According to the latest data from the Bureau of Labor Statistics (BLS) announced this Thursday, last week the number of applications for unemployment benefits in the United States fell to 231 thousand, two thousand less than the previous week, with which the unemployment rate Unemployment remains at 3.6 percent.
The cuts and the fear of layoffs are already beginning to be felt in other sectors, such as real estate or banking.
Streaming platform Netflix and real estate firms Redfin and Compass are among the US companies to announce layoffs this month, while tech like Uber, Meta and Microsoft are cutting their hiring as inflation rises and fears of a recession.
After a decade-long boom, most of the tech-related startups that went public in the past two years now see their shares trending red.

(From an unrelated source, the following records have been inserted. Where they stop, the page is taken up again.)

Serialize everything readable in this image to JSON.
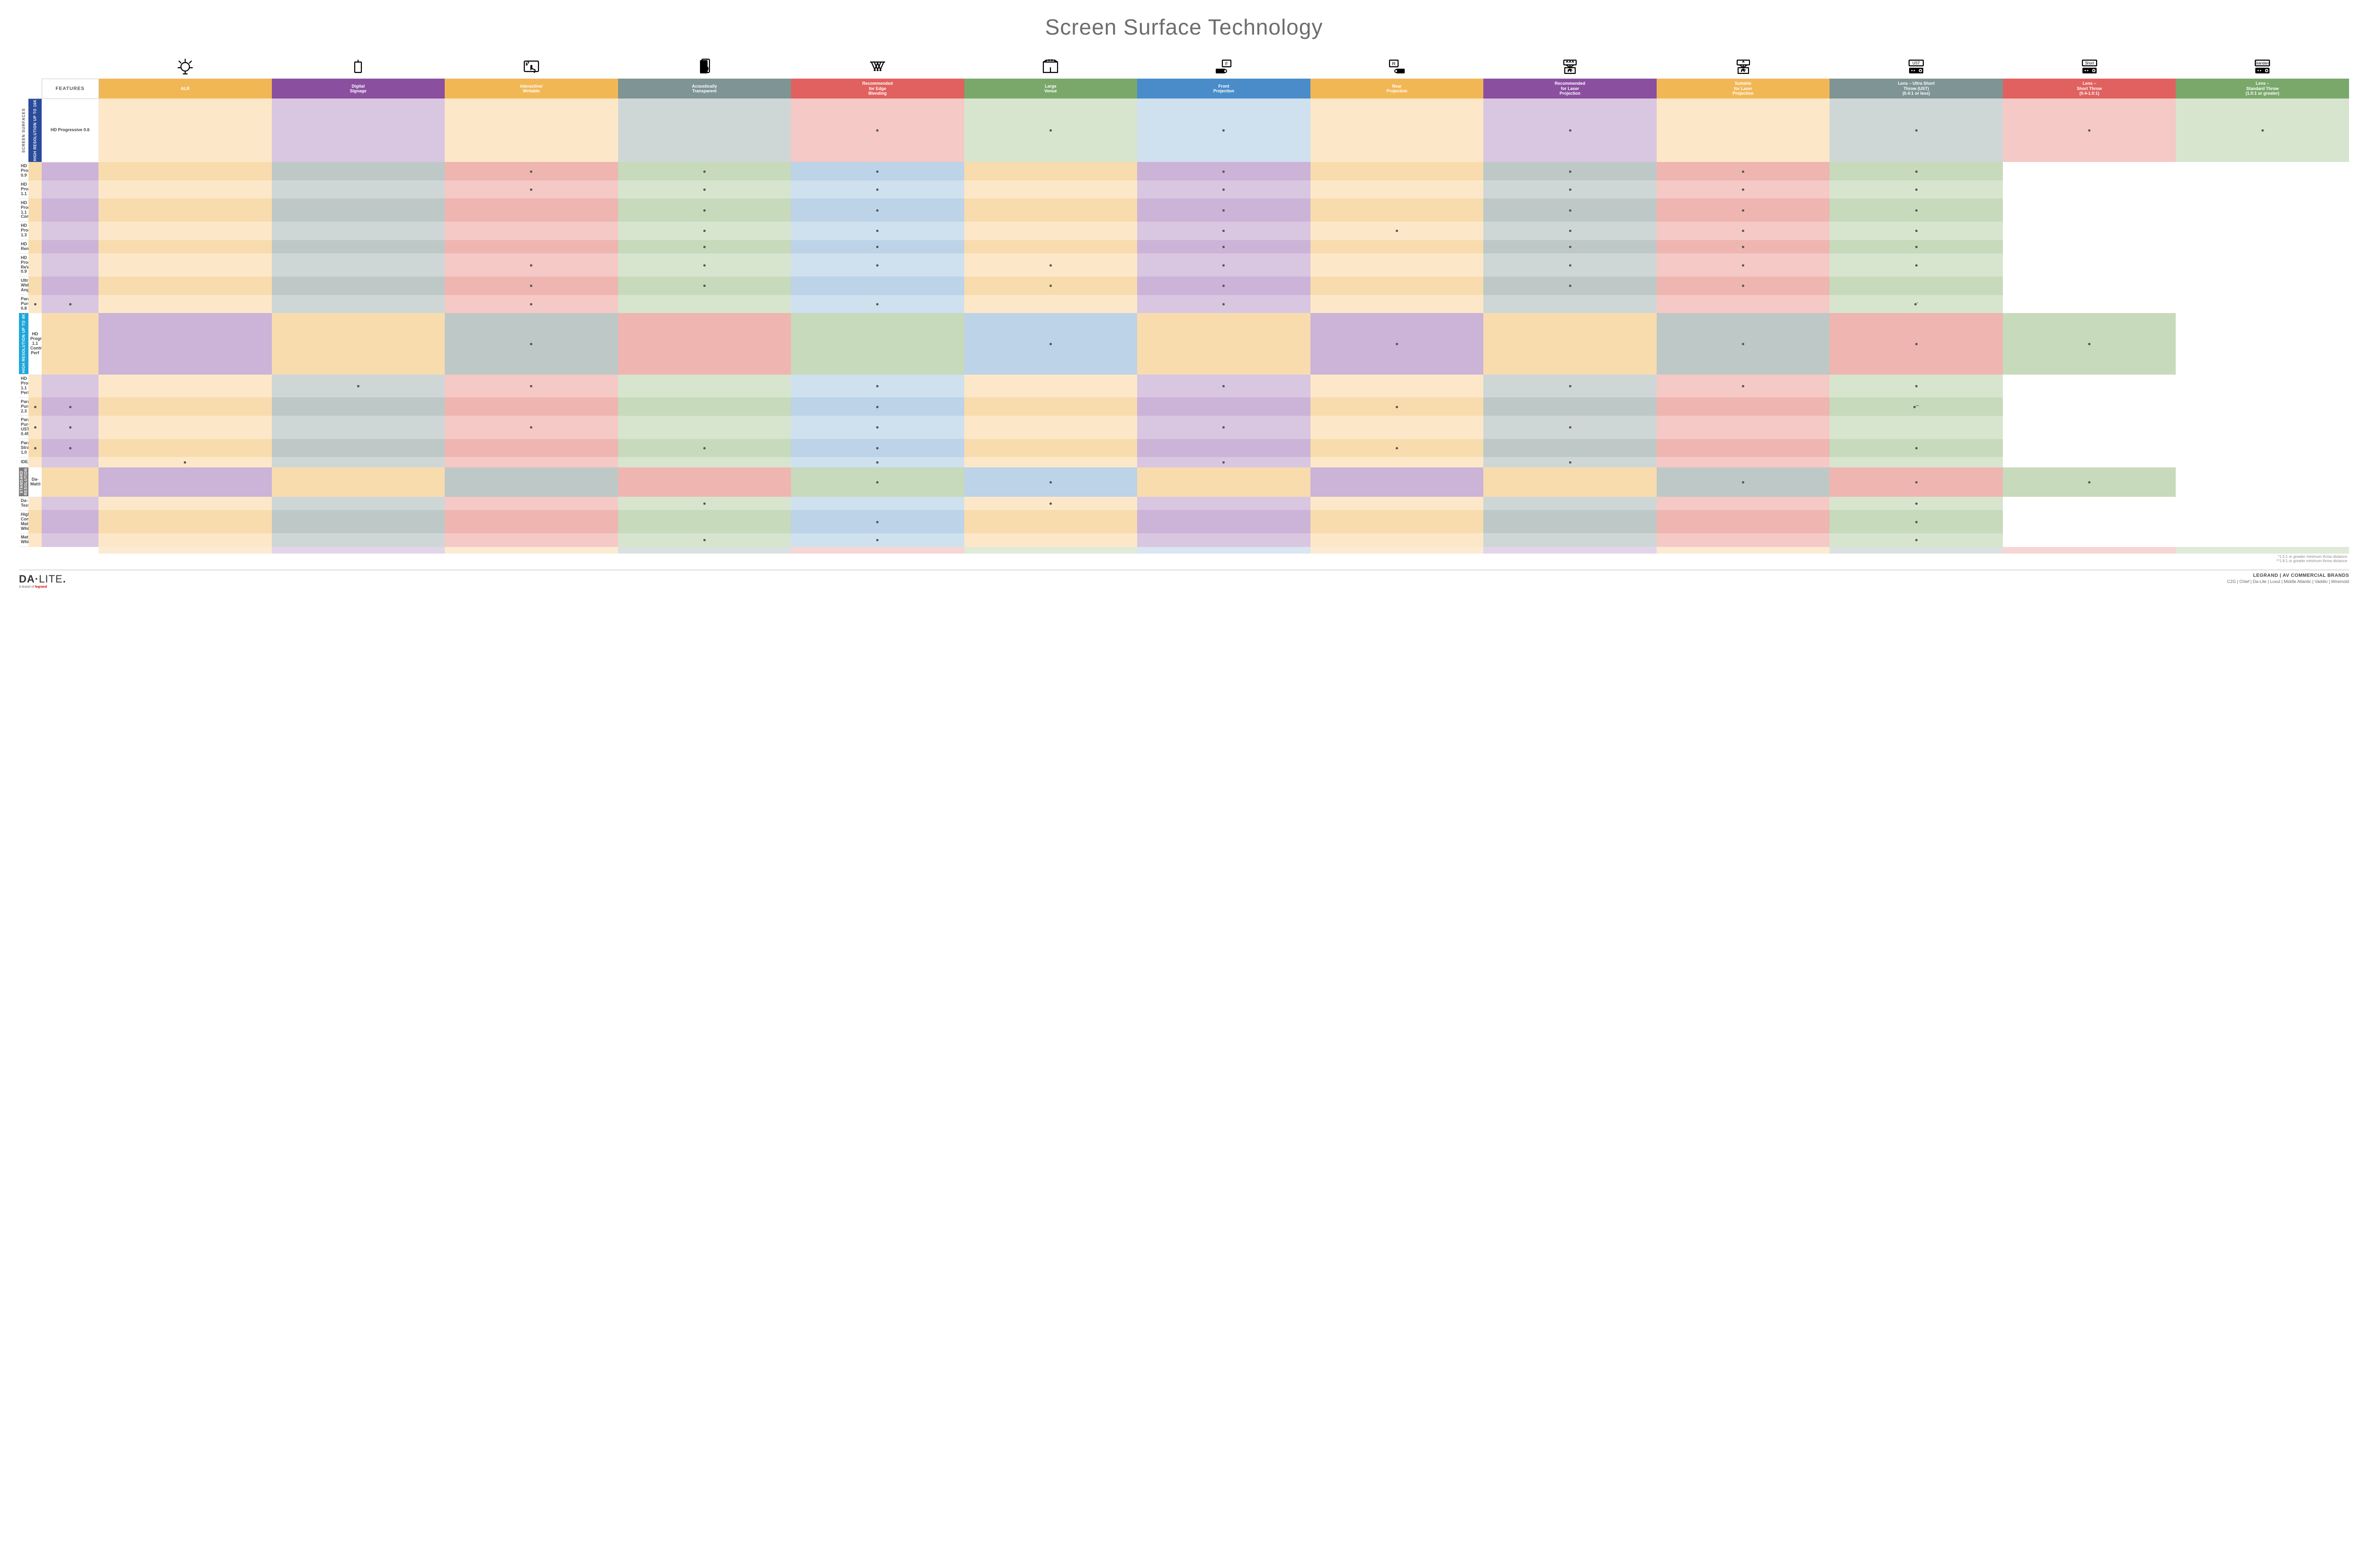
{
  "title": "Screen Surface Technology",
  "features_header": "FEATURES",
  "columns": [
    {
      "key": "alr",
      "label": "ALR",
      "color": "#f2b755",
      "icon": "bulb"
    },
    {
      "key": "signage",
      "label": "Digital\nSignage",
      "color": "#8b4fa0",
      "icon": "signage"
    },
    {
      "key": "interactive",
      "label": "Interactive/\nWritable",
      "color": "#f2b755",
      "icon": "touch"
    },
    {
      "key": "acoustic",
      "label": "Acoustically\nTransparent",
      "color": "#7f9494",
      "icon": "speaker"
    },
    {
      "key": "edge",
      "label": "Recommended\nfor Edge\nBlending",
      "color": "#e0615f",
      "icon": "edge"
    },
    {
      "key": "large",
      "label": "Large\nVenue",
      "color": "#7aa86b",
      "icon": "venue"
    },
    {
      "key": "front",
      "label": "Front\nProjection",
      "color": "#4a8cc9",
      "icon": "front"
    },
    {
      "key": "rear",
      "label": "Rear\nProjection",
      "color": "#f2b755",
      "icon": "rear"
    },
    {
      "key": "reclaser",
      "label": "Recommended\nfor Laser\nProjection",
      "color": "#8b4fa0",
      "icon": "laser3"
    },
    {
      "key": "suitlaser",
      "label": "Suitable\nfor Laser\nProjection",
      "color": "#f2b755",
      "icon": "laser1"
    },
    {
      "key": "ust",
      "label": "Lens – Ultra Short\nThrow (UST)\n(0.4:1 or less)",
      "color": "#7f9494",
      "icon": "proj",
      "iconTag": "UST"
    },
    {
      "key": "short",
      "label": "Lens –\nShort Throw\n(0.4-1.0:1)",
      "color": "#e0615f",
      "icon": "proj",
      "iconTag": "Short"
    },
    {
      "key": "std",
      "label": "Lens –\nStandard Throw\n(1.0:1 or greater)",
      "color": "#7aa86b",
      "icon": "proj",
      "iconTag": "Standard"
    }
  ],
  "cell_tints": {
    "alr": [
      "#fce8c8",
      "#f8dcae"
    ],
    "signage": [
      "#d9c6e1",
      "#ccb3d8"
    ],
    "interactive": [
      "#fce8c8",
      "#f8dcae"
    ],
    "acoustic": [
      "#cfd7d6",
      "#bec9c7"
    ],
    "edge": [
      "#f4c9c6",
      "#efb5b1"
    ],
    "large": [
      "#d7e5cf",
      "#c7dabb"
    ],
    "front": [
      "#cfe0ef",
      "#bcd3e8"
    ],
    "rear": [
      "#fce8c8",
      "#f8dcae"
    ],
    "reclaser": [
      "#d9c6e1",
      "#ccb3d8"
    ],
    "suitlaser": [
      "#fce8c8",
      "#f8dcae"
    ],
    "ust": [
      "#cfd7d6",
      "#bec9c7"
    ],
    "short": [
      "#f4c9c6",
      "#efb5b1"
    ],
    "std": [
      "#d7e5cf",
      "#c7dabb"
    ]
  },
  "side_outer_label": "SCREEN SURFACES",
  "groups": [
    {
      "key": "hr16k",
      "label": "HIGH RESOLUTION UP TO 16K",
      "color": "#2a4b9b"
    },
    {
      "key": "hr4k",
      "label": "HIGH RESOLUTION UP TO 4K",
      "color": "#1fa6d9"
    },
    {
      "key": "sr",
      "label": "STANDARD\nRESOLUTION",
      "color": "#7b7b7b"
    }
  ],
  "rows": [
    {
      "group": "hr16k",
      "label": "HD Progressive 0.6",
      "dots": {
        "edge": "•",
        "large": "•",
        "front": "•",
        "reclaser": "•",
        "ust": "•",
        "short": "•",
        "std": "•"
      }
    },
    {
      "group": "hr16k",
      "label": "HD Progressive 0.9",
      "dots": {
        "edge": "•",
        "large": "•",
        "front": "•",
        "reclaser": "•",
        "ust": "•",
        "short": "•",
        "std": "•"
      }
    },
    {
      "group": "hr16k",
      "label": "HD Progressive 1.1",
      "dots": {
        "edge": "•",
        "large": "•",
        "front": "•",
        "reclaser": "•",
        "ust": "•",
        "short": "•",
        "std": "•"
      }
    },
    {
      "group": "hr16k",
      "label": "HD Progressive\n1.1 Contrast",
      "dots": {
        "large": "•",
        "front": "•",
        "reclaser": "•",
        "ust": "•",
        "short": "•",
        "std": "•"
      }
    },
    {
      "group": "hr16k",
      "label": "HD Progressive 1.3",
      "dots": {
        "large": "•",
        "front": "•",
        "reclaser": "•",
        "suitlaser": "•",
        "ust": "•",
        "short": "•",
        "std": "•"
      }
    },
    {
      "group": "hr16k",
      "label": "HD Rental",
      "dots": {
        "large": "•",
        "front": "•",
        "reclaser": "•",
        "ust": "•",
        "short": "•",
        "std": "•"
      }
    },
    {
      "group": "hr16k",
      "label": "HD Progressive ReView 0.9",
      "dots": {
        "edge": "•",
        "large": "•",
        "front": "•",
        "rear": "•",
        "reclaser": "•",
        "ust": "•",
        "short": "•",
        "std": "•"
      }
    },
    {
      "group": "hr16k",
      "label": "Ultra Wide Angle",
      "dots": {
        "edge": "•",
        "large": "•",
        "rear": "•",
        "reclaser": "•",
        "ust": "•",
        "short": "•"
      }
    },
    {
      "group": "hr16k",
      "label": "Parallax® Pure 0.8",
      "dots": {
        "alr": "•",
        "signage": "•",
        "edge": "•",
        "front": "•",
        "reclaser": "•",
        "std": "•*"
      }
    },
    {
      "group": "hr4k",
      "label": "HD Progressive 1.1\nContrast Perf",
      "dots": {
        "acoustic": "•",
        "front": "•",
        "reclaser": "•",
        "ust": "•",
        "short": "•",
        "std": "•"
      }
    },
    {
      "group": "hr4k",
      "label": "HD Progressive 1.1 Perf",
      "dots": {
        "acoustic": "•",
        "edge": "•",
        "front": "•",
        "reclaser": "•",
        "ust": "•",
        "short": "•",
        "std": "•"
      }
    },
    {
      "group": "hr4k",
      "label": "Parallax Pure 2.3",
      "dots": {
        "alr": "•",
        "signage": "•",
        "front": "•",
        "suitlaser": "•",
        "std": "•**"
      }
    },
    {
      "group": "hr4k",
      "label": "Parallax Pure UST 0.45",
      "dots": {
        "alr": "•",
        "signage": "•",
        "edge": "•",
        "front": "•",
        "reclaser": "•",
        "ust": "•"
      }
    },
    {
      "group": "hr4k",
      "label": "Parallax Stratos 1.0",
      "dots": {
        "alr": "•",
        "signage": "•",
        "large": "•",
        "front": "•",
        "suitlaser": "•",
        "std": "•"
      }
    },
    {
      "group": "hr4k",
      "label": "IDEA™",
      "dots": {
        "interactive": "•",
        "front": "•",
        "reclaser": "•",
        "ust": "•"
      }
    },
    {
      "group": "sr",
      "label": "Da-Mat®",
      "dots": {
        "large": "•",
        "front": "•",
        "ust": "•",
        "short": "•",
        "std": "•"
      }
    },
    {
      "group": "sr",
      "label": "Da-Tex®",
      "dots": {
        "large": "•",
        "rear": "•",
        "std": "•"
      }
    },
    {
      "group": "sr",
      "label": "High Contrast\nMatte White",
      "dots": {
        "front": "•",
        "std": "•"
      }
    },
    {
      "group": "sr",
      "label": "Matte White",
      "dots": {
        "large": "•",
        "front": "•",
        "std": "•"
      }
    }
  ],
  "footnotes": [
    "*1.5:1 or greater minimum throw distance",
    "**1.8:1 or greater minimum throw distance"
  ],
  "footer": {
    "brand_main": "DA·LITE.",
    "brand_sub_prefix": "A brand of ",
    "brand_sub_logo": "legrand",
    "right_top": "LEGRAND | AV COMMERCIAL BRANDS",
    "right_brands": "C2G  |  Chief  |  Da-Lite  |  Luxul  |  Middle Atlantic  |  Vaddio  |  Wiremold"
  }
}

It deals with the second round of layoffs at Netflix, which in May laid off another 150 employees after its shares fell after it admitted to investors that its growth had stalled.
For their part, banks traditionally tend to increase hiring in times of boom and resort to layoffs when the market worsens.
“When banks have a revenue problem, they have only one way to respond: by cutting costs,” said David McCormack, head of recruitment firm DMC Partners.
Last month, JPMorgan Chase Chairman Daniel Pinto said bankers face a “very, very challenging environment” and that their rates were headed for a 45 percent decline in the second quarter.
Cryptocurrency trading platform Coinbase announced this month that it will lay off some 1,100 people, 18% of its workforce, to coincide with the cryptocurrency crash and warned of a potential recession that could lead to a “crypto winter.”
For his part, his boss, Chief Executive Officer Jamie Dimon, warned investors this month that an economic “hurricane” was brewing and said the bank was bracing for volatile markets.